About a month or so later I received this typewritten postcard:
Sept. 17. 2004
ONTARIO REVIEW PRESS
9 Honey Brook Drive
Princeton, New Jersey 08540Dear Rita Plush,
Your story is very engagingly written. The voice is shrewd, sharp, funny, and yet tender. Perhaps the theme of the “Middle-aged housewife who becomes impatient with her life” is somewhat familiar, so it’s difficult to make such material distinction. Still this is promising, and might well make a readable and marketable novel. Good luck!
Joyce Carol Oates
I couldn’t believe it! But there it was, from her brilliant fingertips —Joyce Carol Oates, the esteemed, prolific—she has her own Book of the Month Club, and why shouldn’t she? the woman writes a book a month—the most fabulous of the fabulous, whose books I loved, whose short stories I swooned over—Joyce Carol Oates liked my chapter. She thought it PROMISING! If something could be worn out by looking at it, that postcard would be dust today.
When I knew my book was to be published, I scanned the post card onto a letter asking Ms. Oates if I could use the quote on the cover. A few weeks later I received the reply, “Of course you can. Good luck!”
And there it reads on the cover of Lily Steps Out:
“…engagingly written. The voice is shrewd, sharp, funny, and yet tender.”

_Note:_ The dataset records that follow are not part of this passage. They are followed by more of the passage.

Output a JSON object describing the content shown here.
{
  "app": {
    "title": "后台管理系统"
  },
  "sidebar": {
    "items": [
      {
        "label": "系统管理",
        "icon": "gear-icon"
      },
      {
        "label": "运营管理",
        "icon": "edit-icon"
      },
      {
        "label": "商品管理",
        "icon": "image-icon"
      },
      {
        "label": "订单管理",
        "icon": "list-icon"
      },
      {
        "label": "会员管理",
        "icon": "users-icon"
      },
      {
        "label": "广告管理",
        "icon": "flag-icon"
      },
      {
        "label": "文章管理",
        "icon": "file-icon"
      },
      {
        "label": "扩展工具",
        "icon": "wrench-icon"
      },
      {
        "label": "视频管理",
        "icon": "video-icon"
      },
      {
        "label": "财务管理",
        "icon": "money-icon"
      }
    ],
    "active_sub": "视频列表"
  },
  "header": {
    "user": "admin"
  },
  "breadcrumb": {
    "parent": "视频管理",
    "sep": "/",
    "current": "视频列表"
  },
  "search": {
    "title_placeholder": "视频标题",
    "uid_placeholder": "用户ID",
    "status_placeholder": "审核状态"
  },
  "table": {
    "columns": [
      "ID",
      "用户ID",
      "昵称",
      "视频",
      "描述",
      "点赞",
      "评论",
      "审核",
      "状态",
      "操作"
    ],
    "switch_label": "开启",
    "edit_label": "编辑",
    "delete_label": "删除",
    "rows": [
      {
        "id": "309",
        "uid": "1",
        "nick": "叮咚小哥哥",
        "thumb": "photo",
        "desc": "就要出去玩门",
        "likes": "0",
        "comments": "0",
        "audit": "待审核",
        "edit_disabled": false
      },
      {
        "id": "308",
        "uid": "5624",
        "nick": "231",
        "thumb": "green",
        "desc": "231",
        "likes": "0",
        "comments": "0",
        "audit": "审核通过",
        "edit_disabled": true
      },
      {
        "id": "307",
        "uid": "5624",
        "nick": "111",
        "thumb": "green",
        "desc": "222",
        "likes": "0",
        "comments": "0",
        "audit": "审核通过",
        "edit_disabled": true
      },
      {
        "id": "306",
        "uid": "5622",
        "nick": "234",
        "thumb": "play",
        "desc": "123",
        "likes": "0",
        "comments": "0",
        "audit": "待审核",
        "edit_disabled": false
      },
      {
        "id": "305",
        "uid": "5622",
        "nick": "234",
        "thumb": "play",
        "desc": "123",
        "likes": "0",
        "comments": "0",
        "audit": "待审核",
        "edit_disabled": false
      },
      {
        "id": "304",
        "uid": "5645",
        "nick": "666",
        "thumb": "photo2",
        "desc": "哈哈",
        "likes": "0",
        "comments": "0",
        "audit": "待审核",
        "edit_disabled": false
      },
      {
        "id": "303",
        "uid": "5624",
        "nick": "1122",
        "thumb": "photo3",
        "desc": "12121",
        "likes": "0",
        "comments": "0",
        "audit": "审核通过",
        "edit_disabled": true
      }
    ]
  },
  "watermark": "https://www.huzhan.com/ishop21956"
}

My Made It Moment… brought to me by Joyce Carol Oates.
Rita Plush is an author, teacher and lecturer on the decorative arts. She is the facilitator of the Self-published Authors’ Roundtable that meets every month at the Manhasset Library in Manhasset, LI. Rita presented her talk, “Writing & Publishing in the Modern Age, or So You’ve Written a Book; Now What?” at the Limmud Conference of Jewish Learning in February, 2014. During her thirty-five years as an interior designer, Rita was the coordinator of the Interior Design/Decorating Certificate Program at Queensborough Community College and taught several courses in the program.